Affected is a small addition to the building that was targeted to be enclosed prior to colder weather, as one of the “milestone” dates in the project whose overall completion is to be in time for students to resume using the site next September; Strough students in the 2016-17 and 2017-18 school years have been using two other facilities.
“The weather is starting to turn against us a little bit” regarding the addition not being enclosed, Rabbia commented. “There’s the challenge,” he said, while adding that fabricated steel for the corrective work is to be arriving soon.
Rabbia noted that the district’s concerns about the project’s pace differ from general contractor J. Priore Construction of Utica, whose president is Joseph Priore.
While Rabbia said he indicated on a recent report that “progress appears slow,” he said Priore feels the project is “right on schedule.” He added he has told Priore, “‘you feel the project is on schedule.
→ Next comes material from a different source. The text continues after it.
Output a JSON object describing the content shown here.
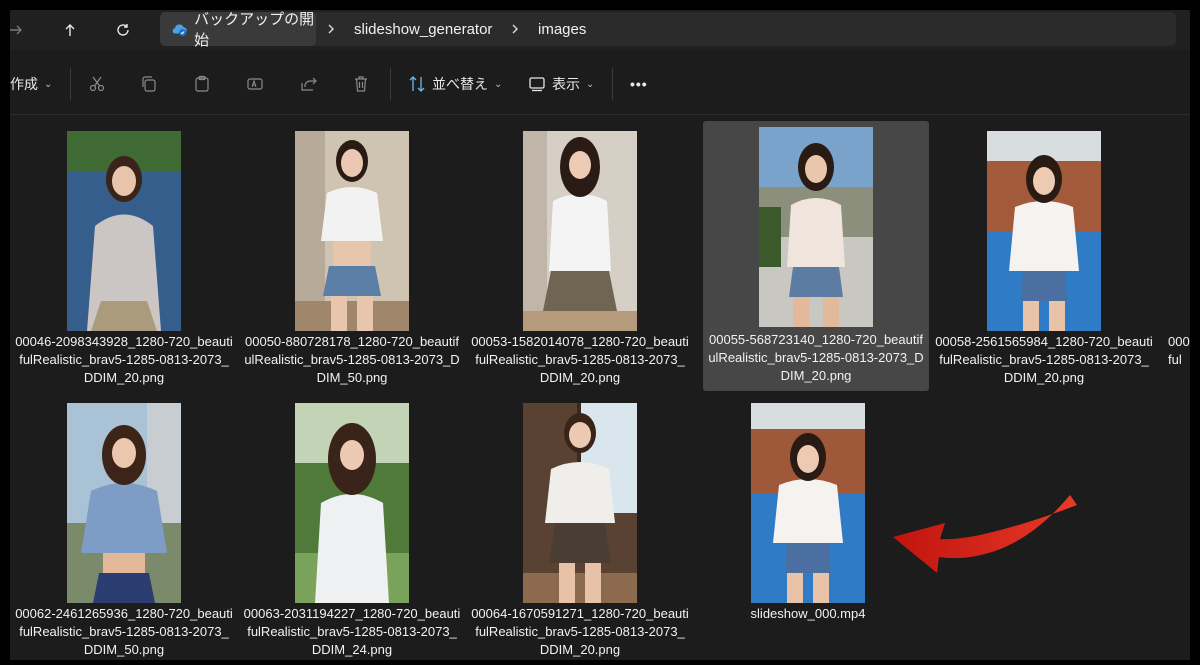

We feel concern.’”
Priore, when asked after the meeting about the school district issues, said that based on the master schedule, “everything is fitting in very well” for the project overall. He remarked “because of an unknown condition” until now, “the roof is not on” the addition, so it is “not something I’m behind on.” He said “I would hope it’ll be closed in by the end of the month” pending the joist corrective work, adding that the small addition area directly below the open roof is sealed off “so it doesn’t affect the rest” of the building.
Priore also cited several other stages of work proceeding elsewhere in the building. He added, “when you look at the master schedule...compared to where we’re at,” the project is “more than enough” on track.
• A report by C&S Companies of Syracuse regarding proposed measures for an energy performance contract for Rome Free Academy and Staley Elementary School is to be presented to the full board on Dec. 7, the committee was told.
The report will include “what it is they researched and discovered,” and proposals for “types of work” on the buildings to generate 10-year or 20-year energy-saving paybacks on the investment, said Rabbia. Their proposals includes project options of $3.8 million or $4.9 million, he added.
The school district also has been discussing a possible public bonding referendum for various repairs at the two schools, including more than the energy-related steps. If the district is to have “both an energy performance contract and a conventional capital project,” Rabbia said, it should be structured so “the two scopes of work don’t overlap one another.” It does “not replace the need for a capital project,” said board Vice President and buildings and grounds committee chairman Paul Hagerty.
Further efforts to plan for the referendum are awaiting results of a board ad-hoc committee that assessed companies’ ongoing service contracts with the district, including the current agreement with March Associates for architectural services. That committee’s recommendations are anticipated at the board meeting Wednesday night.